Le 3 février 2025, le président américain Donald Trump a signé un décret imposant un tarif de 25 % sur les importations en provenance du Canada et du Mexique, ainsi qu'un tarif de 10 % sur les importations chinoises. Cependant, après des discussions avec le Premier ministre canadien Justin Trudeau et la présidente mexicaine Claudia Sheinbaum, Trump a accepté de reporter les tarifs sur le Canada et le Mexique de 30 jours, jusqu'au 4 mars, permettant ainsi des négociations supplémentaires sur la sécurité des frontières et les préoccupations liées au trafic de drogue.

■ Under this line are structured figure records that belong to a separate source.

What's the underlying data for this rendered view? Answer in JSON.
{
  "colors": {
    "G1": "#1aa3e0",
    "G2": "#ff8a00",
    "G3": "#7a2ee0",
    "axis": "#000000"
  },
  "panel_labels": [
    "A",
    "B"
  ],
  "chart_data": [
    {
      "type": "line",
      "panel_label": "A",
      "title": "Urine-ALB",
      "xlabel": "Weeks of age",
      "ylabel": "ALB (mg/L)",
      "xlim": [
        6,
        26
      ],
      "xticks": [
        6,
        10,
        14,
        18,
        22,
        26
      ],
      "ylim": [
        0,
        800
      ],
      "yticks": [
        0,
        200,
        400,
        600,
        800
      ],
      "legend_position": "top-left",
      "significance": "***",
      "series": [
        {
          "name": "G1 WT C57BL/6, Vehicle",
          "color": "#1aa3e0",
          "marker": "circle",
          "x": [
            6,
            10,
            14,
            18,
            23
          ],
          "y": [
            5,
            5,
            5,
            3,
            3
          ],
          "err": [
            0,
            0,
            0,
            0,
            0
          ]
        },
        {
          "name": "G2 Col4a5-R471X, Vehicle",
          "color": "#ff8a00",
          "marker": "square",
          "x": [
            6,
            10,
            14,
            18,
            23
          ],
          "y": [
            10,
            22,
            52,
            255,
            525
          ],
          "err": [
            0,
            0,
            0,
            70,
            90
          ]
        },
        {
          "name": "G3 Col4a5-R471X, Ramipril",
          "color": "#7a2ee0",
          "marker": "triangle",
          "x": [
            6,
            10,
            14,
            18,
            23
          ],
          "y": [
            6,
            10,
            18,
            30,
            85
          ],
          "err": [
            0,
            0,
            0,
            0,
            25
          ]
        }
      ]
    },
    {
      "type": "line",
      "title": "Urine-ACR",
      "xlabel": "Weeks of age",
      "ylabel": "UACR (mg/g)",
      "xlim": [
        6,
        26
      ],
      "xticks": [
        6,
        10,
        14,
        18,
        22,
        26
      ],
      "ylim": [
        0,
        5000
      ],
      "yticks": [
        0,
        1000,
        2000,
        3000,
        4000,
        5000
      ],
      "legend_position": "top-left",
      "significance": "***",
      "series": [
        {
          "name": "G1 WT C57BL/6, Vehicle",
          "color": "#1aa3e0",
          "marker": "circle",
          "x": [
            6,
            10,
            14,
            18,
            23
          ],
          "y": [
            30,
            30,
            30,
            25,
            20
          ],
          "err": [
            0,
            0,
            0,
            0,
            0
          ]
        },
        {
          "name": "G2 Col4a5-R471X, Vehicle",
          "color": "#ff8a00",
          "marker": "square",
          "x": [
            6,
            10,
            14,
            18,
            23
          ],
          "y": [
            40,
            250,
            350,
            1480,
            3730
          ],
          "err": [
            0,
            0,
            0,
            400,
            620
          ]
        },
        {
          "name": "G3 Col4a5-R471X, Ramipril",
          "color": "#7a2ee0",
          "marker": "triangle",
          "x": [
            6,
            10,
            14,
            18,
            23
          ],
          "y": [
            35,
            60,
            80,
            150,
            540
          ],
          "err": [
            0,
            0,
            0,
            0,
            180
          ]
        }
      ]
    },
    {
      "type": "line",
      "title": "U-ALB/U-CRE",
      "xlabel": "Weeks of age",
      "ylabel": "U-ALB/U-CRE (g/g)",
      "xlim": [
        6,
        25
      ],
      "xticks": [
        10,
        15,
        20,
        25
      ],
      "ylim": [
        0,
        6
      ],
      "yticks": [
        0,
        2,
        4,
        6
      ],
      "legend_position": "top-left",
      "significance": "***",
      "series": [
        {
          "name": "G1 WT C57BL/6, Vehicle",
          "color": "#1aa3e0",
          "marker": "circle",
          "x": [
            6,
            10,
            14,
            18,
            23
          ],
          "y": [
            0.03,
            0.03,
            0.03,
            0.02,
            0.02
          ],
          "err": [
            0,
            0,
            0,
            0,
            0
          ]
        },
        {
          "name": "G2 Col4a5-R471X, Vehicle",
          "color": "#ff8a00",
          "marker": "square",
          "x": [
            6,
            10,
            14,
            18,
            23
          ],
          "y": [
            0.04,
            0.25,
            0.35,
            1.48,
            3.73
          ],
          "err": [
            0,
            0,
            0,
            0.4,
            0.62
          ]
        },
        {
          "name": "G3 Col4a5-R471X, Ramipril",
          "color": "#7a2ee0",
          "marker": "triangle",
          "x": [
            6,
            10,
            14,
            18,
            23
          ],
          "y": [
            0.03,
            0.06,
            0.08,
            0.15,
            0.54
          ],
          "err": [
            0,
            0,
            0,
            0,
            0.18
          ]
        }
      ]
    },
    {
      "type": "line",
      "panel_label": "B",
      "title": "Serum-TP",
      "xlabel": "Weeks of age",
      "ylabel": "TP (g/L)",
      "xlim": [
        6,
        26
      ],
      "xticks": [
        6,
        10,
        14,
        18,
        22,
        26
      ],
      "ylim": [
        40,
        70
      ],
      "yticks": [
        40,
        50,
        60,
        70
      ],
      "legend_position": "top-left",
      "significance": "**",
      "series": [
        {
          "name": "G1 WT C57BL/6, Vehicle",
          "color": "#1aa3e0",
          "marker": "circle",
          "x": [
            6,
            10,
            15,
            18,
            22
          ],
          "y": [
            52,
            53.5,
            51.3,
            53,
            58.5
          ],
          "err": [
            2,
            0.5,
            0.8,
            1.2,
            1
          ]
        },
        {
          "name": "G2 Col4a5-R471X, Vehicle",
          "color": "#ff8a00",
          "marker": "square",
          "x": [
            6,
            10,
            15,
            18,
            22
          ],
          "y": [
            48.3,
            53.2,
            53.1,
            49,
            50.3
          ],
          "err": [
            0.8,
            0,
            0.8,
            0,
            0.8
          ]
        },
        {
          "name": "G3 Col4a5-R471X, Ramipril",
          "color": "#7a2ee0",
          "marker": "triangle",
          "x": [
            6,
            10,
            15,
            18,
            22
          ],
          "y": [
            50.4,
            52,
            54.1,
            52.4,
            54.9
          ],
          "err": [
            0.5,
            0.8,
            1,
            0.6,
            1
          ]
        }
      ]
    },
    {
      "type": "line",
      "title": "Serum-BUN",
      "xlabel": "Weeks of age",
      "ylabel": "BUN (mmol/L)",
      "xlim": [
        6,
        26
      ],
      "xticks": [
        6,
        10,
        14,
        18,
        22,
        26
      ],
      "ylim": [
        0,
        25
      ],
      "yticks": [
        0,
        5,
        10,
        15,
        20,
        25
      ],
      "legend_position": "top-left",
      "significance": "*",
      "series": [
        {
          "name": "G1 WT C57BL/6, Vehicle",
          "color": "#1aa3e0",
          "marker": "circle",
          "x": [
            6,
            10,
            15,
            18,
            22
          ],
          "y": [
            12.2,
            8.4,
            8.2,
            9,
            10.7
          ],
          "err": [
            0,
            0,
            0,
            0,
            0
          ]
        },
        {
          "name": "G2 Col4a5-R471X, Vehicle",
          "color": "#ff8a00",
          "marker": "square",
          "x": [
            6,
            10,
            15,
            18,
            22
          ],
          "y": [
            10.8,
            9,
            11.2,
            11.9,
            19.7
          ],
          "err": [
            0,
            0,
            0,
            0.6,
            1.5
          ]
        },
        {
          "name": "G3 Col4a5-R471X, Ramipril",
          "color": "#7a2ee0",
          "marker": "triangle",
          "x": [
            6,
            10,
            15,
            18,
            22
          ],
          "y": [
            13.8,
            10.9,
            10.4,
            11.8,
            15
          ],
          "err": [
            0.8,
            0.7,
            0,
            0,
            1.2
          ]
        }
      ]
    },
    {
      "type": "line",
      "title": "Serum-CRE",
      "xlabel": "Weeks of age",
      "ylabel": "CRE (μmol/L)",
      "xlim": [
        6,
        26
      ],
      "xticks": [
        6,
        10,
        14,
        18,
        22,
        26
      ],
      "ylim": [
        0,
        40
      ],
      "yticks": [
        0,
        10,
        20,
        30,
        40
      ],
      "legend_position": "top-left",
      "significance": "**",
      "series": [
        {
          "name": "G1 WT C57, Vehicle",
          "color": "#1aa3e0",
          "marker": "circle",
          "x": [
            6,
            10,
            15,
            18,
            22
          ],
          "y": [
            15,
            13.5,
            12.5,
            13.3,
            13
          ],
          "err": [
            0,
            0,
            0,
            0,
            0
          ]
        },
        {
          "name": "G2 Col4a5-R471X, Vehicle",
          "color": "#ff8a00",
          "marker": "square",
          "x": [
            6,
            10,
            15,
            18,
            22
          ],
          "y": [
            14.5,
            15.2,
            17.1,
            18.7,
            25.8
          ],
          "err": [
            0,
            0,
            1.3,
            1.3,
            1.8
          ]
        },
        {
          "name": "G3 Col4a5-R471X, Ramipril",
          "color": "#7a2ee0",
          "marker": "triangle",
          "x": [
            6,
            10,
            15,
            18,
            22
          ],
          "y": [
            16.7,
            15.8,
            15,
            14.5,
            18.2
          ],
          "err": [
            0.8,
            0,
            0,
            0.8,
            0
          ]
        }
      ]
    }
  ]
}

Une semaine plus tard, le 10 février, Trump a intensifié son programme tarifaire en signant un nouveau décret imposant un tarif général de 25 % sur toutes les importations d'acier et d'aluminium, supprimant les exemptions précédentes pour certains pays. Déclarant : « Pas d'exceptions, pas d'exemptions. », la politique prendra effet le 12 mars.
Le 13 février, Trump a signé un autre mémorandum présidentiel ordonnant un plan complet visant à augmenter les tarifs américains pour les aligner sur les tarifs imposés par d'autres pays sur les importations américaines. Le secrétaire américain au Commerce, Howard Lutnick, a déclaré que l'enquête devrait être achevée d'ici le 1er avril. Après cela, Trump décidera quand mettre en œuvre les nouveaux tarifs proposés.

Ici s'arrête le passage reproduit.